The DNA binds to the column, ethanol removes the water shell from the DNA, the DNA is washed, and then it is eluted from the column and water is added back to it.

Question 22

What is transformation?

Answer 22

It consists of inserting a foreign plasmid or ligation product into bacteria.

Question 23

What happened in the small scale pilot expression?

Answer 23

By using pre-induction and post-induction (by IPTG to induce protein production for purification) prepared samples, we were able to see if the induction and expression worked so we could proceed with the full scale induction.

Question 24

What was the purpose of the full scale expression?

Answer 24

In the full scale expression the sample’s cells were lysed and collected to isolate the His6-GFP protein from Sidc and purify it. The fractions were used to find out if the protein was in the soluble or insoluble sample and the elution sample was used to see if the protein was purified and isolated.

Question 25

How does T444T function to produce RNA and how does it differ from Pet28a?

Answer 25

T444T has two T7 sites that create a sense and antisense strand of complementary RNA to make a double stranded RNA. Pet28a only had 1 T7 promoter.

Question 26

How does the TA cloning strategy work?

Answer 26

It is a cloning technique.

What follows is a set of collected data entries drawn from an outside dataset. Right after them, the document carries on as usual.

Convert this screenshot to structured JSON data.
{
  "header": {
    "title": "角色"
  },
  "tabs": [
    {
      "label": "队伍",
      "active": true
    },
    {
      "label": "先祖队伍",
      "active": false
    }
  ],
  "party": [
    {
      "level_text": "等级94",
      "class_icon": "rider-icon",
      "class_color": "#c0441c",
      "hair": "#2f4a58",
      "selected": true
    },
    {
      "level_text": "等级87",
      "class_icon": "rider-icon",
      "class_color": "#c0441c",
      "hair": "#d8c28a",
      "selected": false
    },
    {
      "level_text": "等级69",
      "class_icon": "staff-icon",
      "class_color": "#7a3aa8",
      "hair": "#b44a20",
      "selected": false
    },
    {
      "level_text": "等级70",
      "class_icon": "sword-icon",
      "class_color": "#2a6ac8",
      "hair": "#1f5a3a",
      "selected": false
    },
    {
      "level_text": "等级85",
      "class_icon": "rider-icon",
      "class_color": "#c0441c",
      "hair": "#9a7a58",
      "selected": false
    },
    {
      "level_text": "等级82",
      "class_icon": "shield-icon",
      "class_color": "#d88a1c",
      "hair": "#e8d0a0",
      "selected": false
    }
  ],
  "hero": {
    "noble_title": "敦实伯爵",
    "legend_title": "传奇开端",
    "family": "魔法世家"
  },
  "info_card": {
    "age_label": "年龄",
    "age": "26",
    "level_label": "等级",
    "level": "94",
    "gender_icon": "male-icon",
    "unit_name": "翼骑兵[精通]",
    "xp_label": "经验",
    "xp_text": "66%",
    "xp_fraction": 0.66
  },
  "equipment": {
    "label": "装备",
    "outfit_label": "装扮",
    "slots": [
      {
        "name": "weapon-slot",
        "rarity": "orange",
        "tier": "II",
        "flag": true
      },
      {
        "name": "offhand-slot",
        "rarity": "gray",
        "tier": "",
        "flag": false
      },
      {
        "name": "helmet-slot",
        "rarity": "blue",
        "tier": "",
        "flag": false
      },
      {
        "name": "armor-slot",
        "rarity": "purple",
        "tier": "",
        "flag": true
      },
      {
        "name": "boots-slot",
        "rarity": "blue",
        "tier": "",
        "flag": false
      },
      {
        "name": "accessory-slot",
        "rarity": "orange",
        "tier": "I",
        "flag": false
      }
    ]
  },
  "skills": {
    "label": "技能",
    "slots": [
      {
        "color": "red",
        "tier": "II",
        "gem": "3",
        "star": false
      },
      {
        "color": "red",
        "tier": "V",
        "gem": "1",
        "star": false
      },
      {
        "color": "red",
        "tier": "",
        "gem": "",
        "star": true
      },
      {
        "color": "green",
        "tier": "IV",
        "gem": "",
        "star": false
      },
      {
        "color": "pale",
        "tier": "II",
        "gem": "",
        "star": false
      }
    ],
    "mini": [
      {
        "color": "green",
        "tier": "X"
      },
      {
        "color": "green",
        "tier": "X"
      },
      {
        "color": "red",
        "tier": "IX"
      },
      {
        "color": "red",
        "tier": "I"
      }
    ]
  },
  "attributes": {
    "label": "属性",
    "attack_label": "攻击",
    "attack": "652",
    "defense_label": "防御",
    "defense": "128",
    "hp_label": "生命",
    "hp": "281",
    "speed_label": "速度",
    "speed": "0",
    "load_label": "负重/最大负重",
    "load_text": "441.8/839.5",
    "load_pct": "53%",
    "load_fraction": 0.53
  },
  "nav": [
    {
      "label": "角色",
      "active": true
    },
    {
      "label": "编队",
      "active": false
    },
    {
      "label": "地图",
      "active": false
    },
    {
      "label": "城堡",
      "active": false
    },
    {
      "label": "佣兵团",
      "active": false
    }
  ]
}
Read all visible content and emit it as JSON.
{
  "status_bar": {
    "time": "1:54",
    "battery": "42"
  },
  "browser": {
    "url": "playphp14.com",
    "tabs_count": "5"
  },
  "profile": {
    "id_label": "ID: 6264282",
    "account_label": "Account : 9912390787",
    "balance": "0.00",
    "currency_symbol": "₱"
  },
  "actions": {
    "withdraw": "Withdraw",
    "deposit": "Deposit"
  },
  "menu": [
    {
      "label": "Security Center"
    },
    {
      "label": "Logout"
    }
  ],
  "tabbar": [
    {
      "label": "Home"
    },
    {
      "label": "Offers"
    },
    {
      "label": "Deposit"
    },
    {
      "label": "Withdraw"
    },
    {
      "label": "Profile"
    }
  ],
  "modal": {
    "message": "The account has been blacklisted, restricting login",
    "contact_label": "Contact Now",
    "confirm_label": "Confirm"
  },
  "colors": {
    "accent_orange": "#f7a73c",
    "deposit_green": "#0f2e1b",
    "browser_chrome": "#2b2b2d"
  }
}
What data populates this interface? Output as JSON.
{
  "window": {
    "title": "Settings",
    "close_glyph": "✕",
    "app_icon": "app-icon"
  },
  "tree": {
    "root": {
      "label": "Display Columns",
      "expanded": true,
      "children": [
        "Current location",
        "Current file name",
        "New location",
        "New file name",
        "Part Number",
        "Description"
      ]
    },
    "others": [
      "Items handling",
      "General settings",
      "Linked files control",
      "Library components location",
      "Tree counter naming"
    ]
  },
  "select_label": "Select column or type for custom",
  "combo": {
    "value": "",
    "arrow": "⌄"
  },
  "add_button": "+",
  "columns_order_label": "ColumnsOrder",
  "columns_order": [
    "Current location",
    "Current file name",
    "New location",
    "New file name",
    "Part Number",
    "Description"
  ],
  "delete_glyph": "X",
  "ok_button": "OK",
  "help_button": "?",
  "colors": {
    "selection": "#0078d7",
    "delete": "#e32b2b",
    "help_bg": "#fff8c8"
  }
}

In TA cloning the plasmid and gene are ligated together, transformed into bacteria, checked to make sure the desired fragment is there, the DNA is digested and fed to E. coli.

Question 27

What enzymes did we use and why?

Question 28

How doe self-ligation work?

Answer 28

Plasmid prep of T444T is done to make it empty and circular, it is run on a gel, we then found we had multiple different species of the plasmids. Then we did an EcoRV digest and ended up with the right sized band for the conformation of plasmid that we wanted (linear plasmid). We then purified the plasmid, did T-tailing, and rand a ligation so the plasmids without Ts would close up on themselves. This was run on a gel and then the linear plasmids were cut out of the gel and purified. Then the T-tailed plasmids were ready for ligation with the A-tailed plasmids.